Life in a Vortex (Overcoming Negative Self Talk)

Life in a Vortex (Overcoming Negative Self Talk)

I’ve been battling with the tricks my mind can play with me this week, and from what some of you have been telling me, I’m not alone in this.

You know what I mean – how that running commentary we run in our heads has a profound impact on how we feel and what we do; the sneaky voices in our head that bring fear, doubt, worry, anger, resentment, and the other voices that help us feel strong, confident, in control, capable (I do know that sometimes people say to me “what voices? I don’t have any voices in my head”, to which I’ll normally reply “well there’s a voice in your head right now telling you that you don’t have any voices in your head!” – we all have them).

The language used to describe the commentary varies round the personal development world – self talk, mind talk, negative automatic thoughts (NATs), gremlins (‘Taming your Gremlin – a Surprisingly Simple Method of Getting out of your Own Way’ by Rick Carson is a great read on the subject), but what we call it doesn’t really matter, it’s what we do about it that counts.

I’ve come to prefer thinking about it as a vortex that I get sucked into, and which can then be hard to get out of. And I don’t just have one vortex, I have hundreds of them, of different sizes, strengths and colours.

When in one of these vortices I lose perspective and get a really distorted view of reality. And the vortex doesn’t just affect the way I think. It comes with distinct emotional and physical states too.

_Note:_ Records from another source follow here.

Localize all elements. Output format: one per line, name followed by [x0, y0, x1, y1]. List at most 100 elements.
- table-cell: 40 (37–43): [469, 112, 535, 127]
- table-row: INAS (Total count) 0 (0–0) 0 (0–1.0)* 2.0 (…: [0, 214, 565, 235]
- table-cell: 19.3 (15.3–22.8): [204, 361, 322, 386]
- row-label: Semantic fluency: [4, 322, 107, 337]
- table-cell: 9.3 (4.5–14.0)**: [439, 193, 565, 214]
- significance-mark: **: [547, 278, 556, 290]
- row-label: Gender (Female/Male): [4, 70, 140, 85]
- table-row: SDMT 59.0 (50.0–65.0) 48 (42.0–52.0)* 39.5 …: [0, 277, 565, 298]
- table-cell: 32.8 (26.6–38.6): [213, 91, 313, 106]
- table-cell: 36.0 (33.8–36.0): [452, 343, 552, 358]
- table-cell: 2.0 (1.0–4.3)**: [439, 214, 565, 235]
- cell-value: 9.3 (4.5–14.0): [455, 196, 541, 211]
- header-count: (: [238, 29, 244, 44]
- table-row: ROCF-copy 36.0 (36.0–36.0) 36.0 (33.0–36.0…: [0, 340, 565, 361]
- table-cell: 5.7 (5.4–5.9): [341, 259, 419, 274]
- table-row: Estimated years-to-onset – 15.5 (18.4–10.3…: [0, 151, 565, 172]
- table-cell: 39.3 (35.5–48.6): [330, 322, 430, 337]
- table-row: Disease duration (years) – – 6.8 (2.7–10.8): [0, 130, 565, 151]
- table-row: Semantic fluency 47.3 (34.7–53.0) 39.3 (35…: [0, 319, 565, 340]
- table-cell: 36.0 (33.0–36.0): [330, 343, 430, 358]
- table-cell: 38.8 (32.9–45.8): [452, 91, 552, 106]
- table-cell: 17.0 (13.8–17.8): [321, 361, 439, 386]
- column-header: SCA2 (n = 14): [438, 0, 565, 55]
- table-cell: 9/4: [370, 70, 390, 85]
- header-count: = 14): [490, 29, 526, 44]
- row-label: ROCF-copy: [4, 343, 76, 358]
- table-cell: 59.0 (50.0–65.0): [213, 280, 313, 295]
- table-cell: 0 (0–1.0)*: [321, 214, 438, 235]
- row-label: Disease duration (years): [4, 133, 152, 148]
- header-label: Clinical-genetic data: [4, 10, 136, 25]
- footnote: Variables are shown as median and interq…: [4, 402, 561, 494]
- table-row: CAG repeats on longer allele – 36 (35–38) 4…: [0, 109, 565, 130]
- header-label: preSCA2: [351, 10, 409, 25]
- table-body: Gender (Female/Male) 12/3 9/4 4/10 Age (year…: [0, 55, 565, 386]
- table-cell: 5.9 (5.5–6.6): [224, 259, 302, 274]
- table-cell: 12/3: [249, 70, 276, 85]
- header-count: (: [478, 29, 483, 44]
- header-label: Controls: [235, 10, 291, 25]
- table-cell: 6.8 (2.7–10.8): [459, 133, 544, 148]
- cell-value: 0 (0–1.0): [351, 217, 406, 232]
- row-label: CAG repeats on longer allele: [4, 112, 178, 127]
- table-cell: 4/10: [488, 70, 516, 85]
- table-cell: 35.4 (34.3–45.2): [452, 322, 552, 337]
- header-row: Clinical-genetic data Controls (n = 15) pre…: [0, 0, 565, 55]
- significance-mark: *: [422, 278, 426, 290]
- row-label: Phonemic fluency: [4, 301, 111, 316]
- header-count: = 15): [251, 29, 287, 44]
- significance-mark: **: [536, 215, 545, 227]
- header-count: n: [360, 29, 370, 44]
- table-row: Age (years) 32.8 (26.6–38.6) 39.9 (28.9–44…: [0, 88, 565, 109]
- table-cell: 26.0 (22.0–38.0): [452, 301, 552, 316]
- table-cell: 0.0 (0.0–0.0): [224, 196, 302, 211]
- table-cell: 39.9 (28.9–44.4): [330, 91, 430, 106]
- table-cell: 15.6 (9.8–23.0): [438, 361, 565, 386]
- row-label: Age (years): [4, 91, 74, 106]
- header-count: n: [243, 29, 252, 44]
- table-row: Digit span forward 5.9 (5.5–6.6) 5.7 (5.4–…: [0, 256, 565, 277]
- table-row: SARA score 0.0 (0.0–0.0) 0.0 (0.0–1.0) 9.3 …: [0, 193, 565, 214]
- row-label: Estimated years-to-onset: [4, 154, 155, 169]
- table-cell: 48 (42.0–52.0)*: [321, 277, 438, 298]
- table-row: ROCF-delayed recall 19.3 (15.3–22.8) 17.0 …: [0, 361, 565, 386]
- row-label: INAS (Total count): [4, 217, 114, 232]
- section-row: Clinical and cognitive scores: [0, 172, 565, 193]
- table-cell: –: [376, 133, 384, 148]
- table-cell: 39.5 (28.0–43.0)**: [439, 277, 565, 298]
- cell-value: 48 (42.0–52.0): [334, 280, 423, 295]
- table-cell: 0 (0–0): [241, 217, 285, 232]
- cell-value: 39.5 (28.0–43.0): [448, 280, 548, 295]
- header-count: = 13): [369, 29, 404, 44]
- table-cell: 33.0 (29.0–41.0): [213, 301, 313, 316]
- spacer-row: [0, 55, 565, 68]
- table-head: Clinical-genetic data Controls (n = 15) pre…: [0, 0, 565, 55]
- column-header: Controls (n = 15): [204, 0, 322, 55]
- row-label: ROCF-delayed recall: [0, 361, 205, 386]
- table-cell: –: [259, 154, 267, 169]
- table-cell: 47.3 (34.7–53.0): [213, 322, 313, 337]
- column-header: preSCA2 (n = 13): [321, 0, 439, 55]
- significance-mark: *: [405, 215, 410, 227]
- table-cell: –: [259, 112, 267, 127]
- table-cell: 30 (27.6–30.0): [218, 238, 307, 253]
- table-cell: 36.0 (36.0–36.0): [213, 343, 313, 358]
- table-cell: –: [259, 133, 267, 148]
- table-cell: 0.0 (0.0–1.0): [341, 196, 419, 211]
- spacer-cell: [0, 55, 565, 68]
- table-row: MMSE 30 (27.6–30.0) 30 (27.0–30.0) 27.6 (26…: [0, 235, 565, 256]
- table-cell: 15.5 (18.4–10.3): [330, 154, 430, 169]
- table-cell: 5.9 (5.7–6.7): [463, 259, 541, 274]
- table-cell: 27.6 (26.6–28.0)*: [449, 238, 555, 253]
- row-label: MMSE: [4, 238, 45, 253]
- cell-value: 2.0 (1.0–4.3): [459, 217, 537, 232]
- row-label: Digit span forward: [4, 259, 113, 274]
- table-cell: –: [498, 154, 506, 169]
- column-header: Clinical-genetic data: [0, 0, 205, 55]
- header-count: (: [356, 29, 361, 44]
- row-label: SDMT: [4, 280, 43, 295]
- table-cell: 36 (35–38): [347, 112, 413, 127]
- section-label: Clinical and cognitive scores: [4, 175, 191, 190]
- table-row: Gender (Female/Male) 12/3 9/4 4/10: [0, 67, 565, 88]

So, I’ll be merrily going about day to day life, and then something happens. It doesn’t have to be a big thing, it can seem really insignificant, but there is always a trigger, an activating event.

It might be an email, or something someone says. It might be that I walk into the chaos that is one of my daughters bedrooms, or some business that falls through, or the washing machine breaking, or even hearing of someone else’s success! And…sluurrp… before I know it I’m sucked right into the vortex.

Let me give you an example of one of my most familiar vortices -the “I’m inadequate” is always a favourite!

So, I hear of another coach, who has only recently set up (in fact I helped them to do so) and they’ve launched a fabulous new product using really authentic and powerful marketing which brings them a good initial financial return.

My first thought is “good for them“, then quickly into ‘why haven’t I done that, why do I always seem to procrastinate and never translate my ideas into action, I should be doing that, I don’t have what it takes to be in business, I’m not as good as her, I’ll get squeezed out of the market, if I’m squeezed out I won’t make enough money to support the family, I’ll have to…oh no… get a job! And perhaps I won’t be able to get another job, because who would want a failure…“.and so on.

This vomiting of thoughts is accompanied by a sick feeling in my stomach and an emptiness and ache in my heart, my eyes feel hot, my heart beats faster and my breathing becomes shallow and rapid. I’m a little bit shaky. I have emotions of low level guilt, shame, sorrow and a little fear.

It all happens in an instant! And it’s the same pattern I’ll get in response to any number of different triggers (not getting through my to do list, not meeting my income target in any month etc etc).

Now my rational head can see that most of this is nonsense. There may be small kernals of truth in it, but the meaning I’m immediately making is distorted, exaggerated, pessimistic and dramatic.

But just rationally knowing it’s not true is not enough to get out of the vortex. I have to feel it too.

It’s worth also noting that for many years I hadn’t even really noticed what was happening – these thoughts would be rushing round in my head without my full conscious awareness, and all I’d know was that I wasn’t feeling very good about myself and I didn’t know why.

The physical symptoms would be there, just below the surface but in my ‘busy-ness’ I’d suppress them.

But the first step in getting out of the vortex is noticing you’re in it and being very, very honest with yourself about what you find in it, no matter how ‘silly’ or irrational it seems.

Because you’ll be in the vortex for a reason. Each vortex, at its heart, has a good intention. It’s there because of something you care about, and because of a strength and quality you have. But it’s become distorted and unhelpful, like an overplayed strength. At its heart, my ‘I’m inadequate’ vortex is really ‘I want to be all I can be’.

I also understand the vortex isn’t really me – it’s just a small, and distorted part of me. The real me is who I am when I’m at my best, without the interference (the Gallwey equation is performance= potential – interference).

Even when I’m deeply in a vortex, there will be a part of me, a part of my nervous system that is not affected, not part of the neurological pattern that’s playing out. And if I can access that part I can start to escape the vortex’s hold…

So watch for the next post for some of the strategies I use to escape each vortex, but in the meantime, which vortices do you get sucked into?

Some others of mine include: the ‘what if’ worrier; the ‘heavy sigh’ martyr; the ‘its not my fault’ vortex, and ‘I just want everyone to be happy and like me’.